How smart is it to be trusting?


Expect the best

By Rhonda Abrams
Gannett News Service

My theory of business, and life, has been "expect the best, and you're likely to get it." It's the basis of how I treat employees, customers, and others. I expect them to be honest and trustworthy. Overwhelmingly, my trust has been rewarded. Have I been wise or lucky? How smart is it to be nice?

This isn't a new question. Using game theory, researchers have examined the outcomes of different approaches. One of the classic ways to look at the issue is the "game" called the Prisoner's Dilemma:

Two criminals are captured by the police, immediately separated and interrogated. Neither can hear what the other says. The police don't have enough evidence to convict unless one confesses. Each prisoner is offered a deal: if he confesses and the other doesn't, he'll be set free and the other will get a very harsh sentence. If both confess, they'll both get convicted but with a lighter sentence. If neither confesses, however, they'll both be let go.

Consider long term

What's the smartest move for each prisoner?

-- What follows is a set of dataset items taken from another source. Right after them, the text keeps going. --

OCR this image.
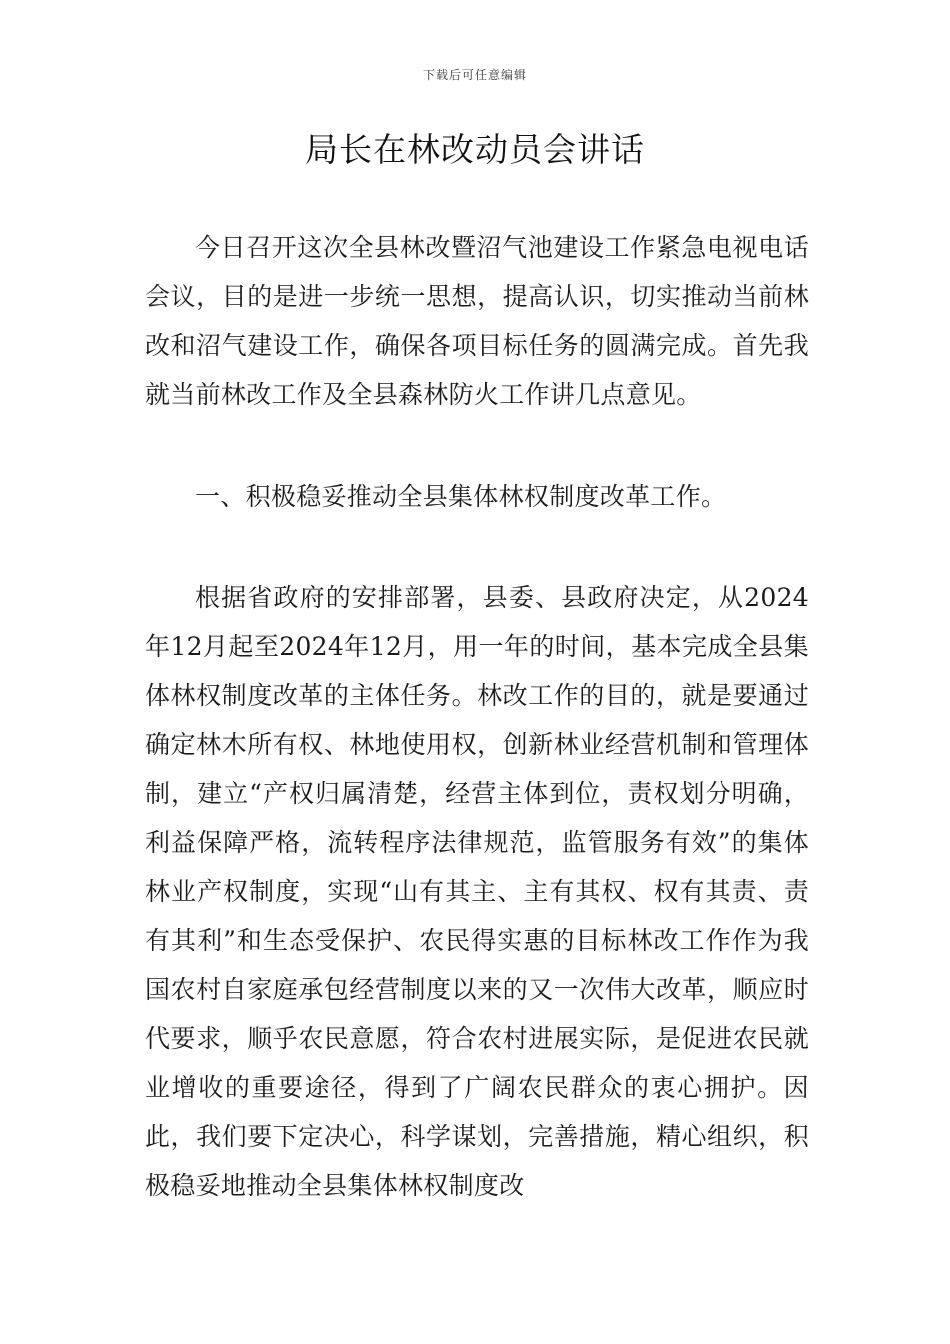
下载后可任意编辑
局长在林改动员会讲话

今日召开这次全县林改暨沼气池建设工作紧急电视电话会议，目的是进一步统一思想，提高认识，切实推动当前林改和沼气建设工作，确保各项目标任务的圆满完成。首先我就当前林改工作及全县森林防火工作讲几点意见。

一、积极稳妥推动全县集体林权制度改革工作。

根据省政府的安排部署，县委、县政府决定，从2024年12月起至2024年12月，用一年的时间，基本完成全县集体林权制度改革的主体任务。林改工作的目的，就是要通过确定林木所有权、林地使用权，创新林业经营机制和管理体制，建立“产权归属清楚，经营主体到位，责权划分明确，利益保障严格，流转程序法律规范，监管服务有效”的集体林业产权制度，实现“山有其主、主有其权、权有其责、责有其利”和生态受保护、农民得实惠的目标林改工作作为我国农村自家庭承包经营制度以来的又一次伟大改革，顺应时代要求，顺乎农民意愿，符合农村进展实际，是促进农民就业增收的重要途径，得到了广阔农民群众的衷心拥护。因此，我们要下定决心，科学谋划，完善措施，精心组织，积极稳妥地推动全县集体林权制度改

Obviously, if each knew what the other would do, the best outcome would be for each to remain silent. But that risks a worse personal outcome (harsher punishment) if the other prisoner confesses.

This short-term, two-player game leads to the conclusion that the smartest outcome is to confess. Sure, you can't gain as much, but you cut your losses. In other words, the best strategy is to just look out for number one.

Not so fast!

In a landmark study, Robert Axelrod, University of Michigan professor and MacArthur "genius" prize winner, pitted different strategies of cooperation and self-interest against each other in computer-simulated games (The Evolution of Cooperation, Basic Books, 1985, $21).

Axelrod programmed numerous scenarios, with many more choices than in the Prisoners Dilemma. He compared various responses to betrayal - hit back harder, at the same level, not at all. He looked at how long to hold a grudge - one turn, two turns, forever, etc. Was it better to be the first to defect or the last? Or was continual cooperation, never defecting, best?

No matter how the game was played, the same strategy always won. This was "Tit for Tat" - cooperate on your first move, then cooperate or defect exactly as the other player does on just one preceding move. In other words, never be the first to defect, and make your response to defection equal and limited. In this way, all those who want to cooperate are rewarded, and all those who defect are punished. And the group has the greatest likelihood of achieving the maximum benefit.

What this means is that trusting others is a winning strategy.

Trust is everything

Here are some ways to increase the likelihood of positive outcomes:

• Select your "players" carefully: Don't get into situations with people who are likely to be uncooperative or untrustworthy.

• Make your expectations clear.

• Quickly correct misunderstandings.

One of my favorite quotes is "Hire people you trust and trust them."